As part of the innate immune response, macrophages engulf and kill spirochetes by degrading them in intracellular compartments. Spirochetal lipoproteins and other spirochetal signals activate macrophages, leading to the production of a strong inflammatory response. Inflammatory cells within the erythema migran lesion produce primarily proinflammatory cytokines, including TNF-alpha and IFN-gamma. TNF-alpha is involved in inflammation and regulation of immune cells. IFN-gamma is a cytokine that is critical for innate and adaptive immunity against pathogens. It is a macrophage activator and is produced by CD4 and CD8 cytotoxic T lymphocyte effector T cells once antigen-specific immunity develops. Spirochetal lipoproteins also stimulate adaptive T cell-independent B cell responses (Steere et al. 2004)
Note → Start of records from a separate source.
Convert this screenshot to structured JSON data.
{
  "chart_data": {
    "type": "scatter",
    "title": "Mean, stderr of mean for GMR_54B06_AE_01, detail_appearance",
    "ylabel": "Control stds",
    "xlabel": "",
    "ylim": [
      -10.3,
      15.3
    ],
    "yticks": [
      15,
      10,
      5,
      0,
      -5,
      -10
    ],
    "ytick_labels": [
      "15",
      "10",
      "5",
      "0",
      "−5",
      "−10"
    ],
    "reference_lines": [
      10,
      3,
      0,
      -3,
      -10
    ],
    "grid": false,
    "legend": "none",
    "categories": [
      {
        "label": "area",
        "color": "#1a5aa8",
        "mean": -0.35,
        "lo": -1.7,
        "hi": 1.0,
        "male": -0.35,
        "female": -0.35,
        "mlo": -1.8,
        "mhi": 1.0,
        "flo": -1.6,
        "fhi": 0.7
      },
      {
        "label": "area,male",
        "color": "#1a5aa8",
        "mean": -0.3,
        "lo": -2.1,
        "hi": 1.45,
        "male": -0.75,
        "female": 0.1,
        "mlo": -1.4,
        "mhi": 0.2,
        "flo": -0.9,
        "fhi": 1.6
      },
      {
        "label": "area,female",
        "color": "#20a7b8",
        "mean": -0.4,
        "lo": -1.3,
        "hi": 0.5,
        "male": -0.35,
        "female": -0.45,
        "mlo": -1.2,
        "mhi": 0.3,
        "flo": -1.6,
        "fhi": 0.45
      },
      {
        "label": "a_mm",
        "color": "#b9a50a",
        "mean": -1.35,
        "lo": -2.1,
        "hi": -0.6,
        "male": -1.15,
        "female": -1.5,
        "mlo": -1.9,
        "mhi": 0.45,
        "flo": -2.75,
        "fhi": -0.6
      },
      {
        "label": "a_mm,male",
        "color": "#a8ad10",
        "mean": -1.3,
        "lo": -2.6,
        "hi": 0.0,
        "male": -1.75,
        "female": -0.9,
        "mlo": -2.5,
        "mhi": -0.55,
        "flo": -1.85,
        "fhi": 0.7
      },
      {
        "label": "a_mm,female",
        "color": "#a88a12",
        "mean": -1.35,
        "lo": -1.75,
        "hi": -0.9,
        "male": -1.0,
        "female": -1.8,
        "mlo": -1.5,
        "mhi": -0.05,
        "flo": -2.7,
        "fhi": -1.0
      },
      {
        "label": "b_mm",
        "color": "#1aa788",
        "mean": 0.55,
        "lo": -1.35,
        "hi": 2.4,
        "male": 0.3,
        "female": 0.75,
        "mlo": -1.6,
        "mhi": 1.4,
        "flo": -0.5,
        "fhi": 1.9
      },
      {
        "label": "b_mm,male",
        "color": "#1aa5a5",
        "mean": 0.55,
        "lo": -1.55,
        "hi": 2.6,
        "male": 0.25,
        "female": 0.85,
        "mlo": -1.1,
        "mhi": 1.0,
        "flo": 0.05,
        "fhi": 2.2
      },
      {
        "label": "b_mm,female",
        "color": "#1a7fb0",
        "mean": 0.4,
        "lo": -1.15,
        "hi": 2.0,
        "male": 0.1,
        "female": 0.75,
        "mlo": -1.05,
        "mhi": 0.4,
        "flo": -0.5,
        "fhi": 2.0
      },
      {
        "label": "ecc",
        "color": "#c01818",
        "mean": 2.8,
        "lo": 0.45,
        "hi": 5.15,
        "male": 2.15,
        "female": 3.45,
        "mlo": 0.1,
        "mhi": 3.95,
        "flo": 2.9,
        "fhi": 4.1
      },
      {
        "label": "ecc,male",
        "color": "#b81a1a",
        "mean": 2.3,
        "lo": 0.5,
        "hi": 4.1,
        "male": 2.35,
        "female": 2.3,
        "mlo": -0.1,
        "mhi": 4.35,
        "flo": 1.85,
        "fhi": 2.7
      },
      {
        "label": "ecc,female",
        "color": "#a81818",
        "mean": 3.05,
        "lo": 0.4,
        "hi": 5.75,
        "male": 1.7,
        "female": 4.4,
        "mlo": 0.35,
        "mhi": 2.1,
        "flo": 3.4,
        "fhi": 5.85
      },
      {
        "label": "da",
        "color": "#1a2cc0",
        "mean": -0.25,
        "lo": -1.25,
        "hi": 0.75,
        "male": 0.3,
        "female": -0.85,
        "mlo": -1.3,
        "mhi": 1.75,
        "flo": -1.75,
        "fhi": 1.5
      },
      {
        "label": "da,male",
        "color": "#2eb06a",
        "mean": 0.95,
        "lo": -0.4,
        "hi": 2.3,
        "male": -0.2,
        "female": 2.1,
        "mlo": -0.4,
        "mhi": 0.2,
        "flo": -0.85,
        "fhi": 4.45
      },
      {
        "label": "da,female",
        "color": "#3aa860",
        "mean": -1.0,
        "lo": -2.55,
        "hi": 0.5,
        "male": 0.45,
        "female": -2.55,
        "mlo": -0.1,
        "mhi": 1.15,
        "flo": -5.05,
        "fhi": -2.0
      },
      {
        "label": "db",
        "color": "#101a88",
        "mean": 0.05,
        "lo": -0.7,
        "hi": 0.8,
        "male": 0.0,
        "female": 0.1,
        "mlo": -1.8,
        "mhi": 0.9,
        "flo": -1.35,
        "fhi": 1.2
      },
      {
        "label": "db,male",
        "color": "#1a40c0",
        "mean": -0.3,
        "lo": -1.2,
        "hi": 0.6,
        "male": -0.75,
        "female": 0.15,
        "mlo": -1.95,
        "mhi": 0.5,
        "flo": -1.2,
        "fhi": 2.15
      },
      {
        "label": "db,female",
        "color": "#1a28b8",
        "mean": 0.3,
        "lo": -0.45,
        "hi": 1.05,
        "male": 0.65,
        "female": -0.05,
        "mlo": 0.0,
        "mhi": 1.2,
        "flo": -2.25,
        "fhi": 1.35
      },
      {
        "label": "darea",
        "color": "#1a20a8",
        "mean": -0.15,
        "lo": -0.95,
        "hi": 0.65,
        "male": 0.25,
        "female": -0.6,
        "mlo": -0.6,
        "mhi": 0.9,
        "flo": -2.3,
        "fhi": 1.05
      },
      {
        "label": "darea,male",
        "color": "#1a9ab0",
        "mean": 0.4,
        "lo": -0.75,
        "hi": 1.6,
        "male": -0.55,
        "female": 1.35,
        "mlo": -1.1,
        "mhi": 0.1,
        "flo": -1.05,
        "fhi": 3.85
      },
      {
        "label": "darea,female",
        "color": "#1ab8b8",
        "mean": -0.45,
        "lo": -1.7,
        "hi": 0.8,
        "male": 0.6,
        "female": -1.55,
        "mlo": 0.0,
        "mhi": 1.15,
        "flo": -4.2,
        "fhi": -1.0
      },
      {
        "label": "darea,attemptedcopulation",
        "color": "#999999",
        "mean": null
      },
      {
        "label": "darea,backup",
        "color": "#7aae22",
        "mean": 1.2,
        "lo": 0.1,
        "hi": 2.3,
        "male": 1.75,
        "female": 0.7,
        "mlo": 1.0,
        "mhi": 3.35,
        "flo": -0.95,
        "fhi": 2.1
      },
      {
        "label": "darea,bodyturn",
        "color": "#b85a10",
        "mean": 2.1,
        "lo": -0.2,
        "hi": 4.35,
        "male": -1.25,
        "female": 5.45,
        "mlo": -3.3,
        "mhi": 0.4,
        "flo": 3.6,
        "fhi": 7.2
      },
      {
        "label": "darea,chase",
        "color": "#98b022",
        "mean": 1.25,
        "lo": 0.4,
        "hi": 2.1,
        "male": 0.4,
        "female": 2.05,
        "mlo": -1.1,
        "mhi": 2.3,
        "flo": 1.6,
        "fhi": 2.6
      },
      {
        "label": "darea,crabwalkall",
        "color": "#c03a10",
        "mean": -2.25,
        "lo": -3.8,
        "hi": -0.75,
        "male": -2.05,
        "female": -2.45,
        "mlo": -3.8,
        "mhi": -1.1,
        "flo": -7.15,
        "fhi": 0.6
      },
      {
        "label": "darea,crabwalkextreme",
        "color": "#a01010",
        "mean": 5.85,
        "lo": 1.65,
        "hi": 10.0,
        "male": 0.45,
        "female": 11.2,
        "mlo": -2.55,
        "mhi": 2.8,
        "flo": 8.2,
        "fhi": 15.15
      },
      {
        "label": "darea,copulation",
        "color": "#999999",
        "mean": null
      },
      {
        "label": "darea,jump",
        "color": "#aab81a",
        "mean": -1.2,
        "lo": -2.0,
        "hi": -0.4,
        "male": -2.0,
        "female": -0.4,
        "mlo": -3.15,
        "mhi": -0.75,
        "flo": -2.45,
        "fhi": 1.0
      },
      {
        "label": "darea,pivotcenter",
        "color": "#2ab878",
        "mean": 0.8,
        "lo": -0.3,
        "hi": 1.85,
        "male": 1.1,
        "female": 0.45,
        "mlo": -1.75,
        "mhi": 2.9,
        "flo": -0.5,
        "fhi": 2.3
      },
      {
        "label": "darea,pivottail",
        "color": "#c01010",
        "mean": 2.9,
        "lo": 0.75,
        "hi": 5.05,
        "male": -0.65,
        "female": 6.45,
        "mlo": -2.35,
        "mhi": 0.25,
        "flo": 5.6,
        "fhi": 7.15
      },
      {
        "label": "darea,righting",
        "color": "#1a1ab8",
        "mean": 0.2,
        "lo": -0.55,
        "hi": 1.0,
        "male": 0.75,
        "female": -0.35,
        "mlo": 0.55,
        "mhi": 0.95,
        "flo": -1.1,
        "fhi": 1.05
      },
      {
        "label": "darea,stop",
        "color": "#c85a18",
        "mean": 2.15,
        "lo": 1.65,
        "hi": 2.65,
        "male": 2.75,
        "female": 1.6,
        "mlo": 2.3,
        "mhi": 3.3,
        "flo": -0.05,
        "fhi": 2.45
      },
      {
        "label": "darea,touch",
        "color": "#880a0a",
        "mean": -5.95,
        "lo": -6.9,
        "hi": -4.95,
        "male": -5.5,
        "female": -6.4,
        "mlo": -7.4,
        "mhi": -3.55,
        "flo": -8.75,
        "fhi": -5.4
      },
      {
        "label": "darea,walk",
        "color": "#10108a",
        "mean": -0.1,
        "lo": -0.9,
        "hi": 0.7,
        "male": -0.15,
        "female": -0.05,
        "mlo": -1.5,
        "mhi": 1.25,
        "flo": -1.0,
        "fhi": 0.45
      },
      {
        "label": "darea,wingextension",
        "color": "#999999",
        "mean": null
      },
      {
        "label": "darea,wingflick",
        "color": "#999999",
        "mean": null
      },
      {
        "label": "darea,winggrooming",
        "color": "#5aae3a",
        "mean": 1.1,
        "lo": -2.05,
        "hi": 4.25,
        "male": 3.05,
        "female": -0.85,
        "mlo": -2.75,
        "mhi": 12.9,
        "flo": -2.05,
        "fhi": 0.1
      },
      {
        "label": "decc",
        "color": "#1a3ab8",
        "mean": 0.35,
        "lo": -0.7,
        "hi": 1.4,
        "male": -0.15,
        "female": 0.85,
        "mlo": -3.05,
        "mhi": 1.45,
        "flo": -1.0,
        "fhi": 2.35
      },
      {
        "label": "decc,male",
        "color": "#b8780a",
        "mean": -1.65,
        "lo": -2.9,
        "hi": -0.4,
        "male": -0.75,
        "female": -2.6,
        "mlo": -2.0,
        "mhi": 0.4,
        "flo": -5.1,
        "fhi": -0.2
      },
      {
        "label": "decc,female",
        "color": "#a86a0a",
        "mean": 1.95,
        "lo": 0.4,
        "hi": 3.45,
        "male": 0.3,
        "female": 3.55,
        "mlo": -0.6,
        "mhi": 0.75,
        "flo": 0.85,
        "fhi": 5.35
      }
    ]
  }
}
B. burgdorferi-specific CD4+Th1 cells activate T cell-dependent B cell responses. Within days after the disease onset, most patients have and IgM antibody response to the outer surface protein C of the bacteria or the 41-kDa flagellar protein of the spirochete. This shows that both innate and adaptive cellular elements are active when fighting the infection. If the bacteria are not killed off early enough, it will spread through the body and the immune system continues to actively fight against the disease (Steere et al. 2004).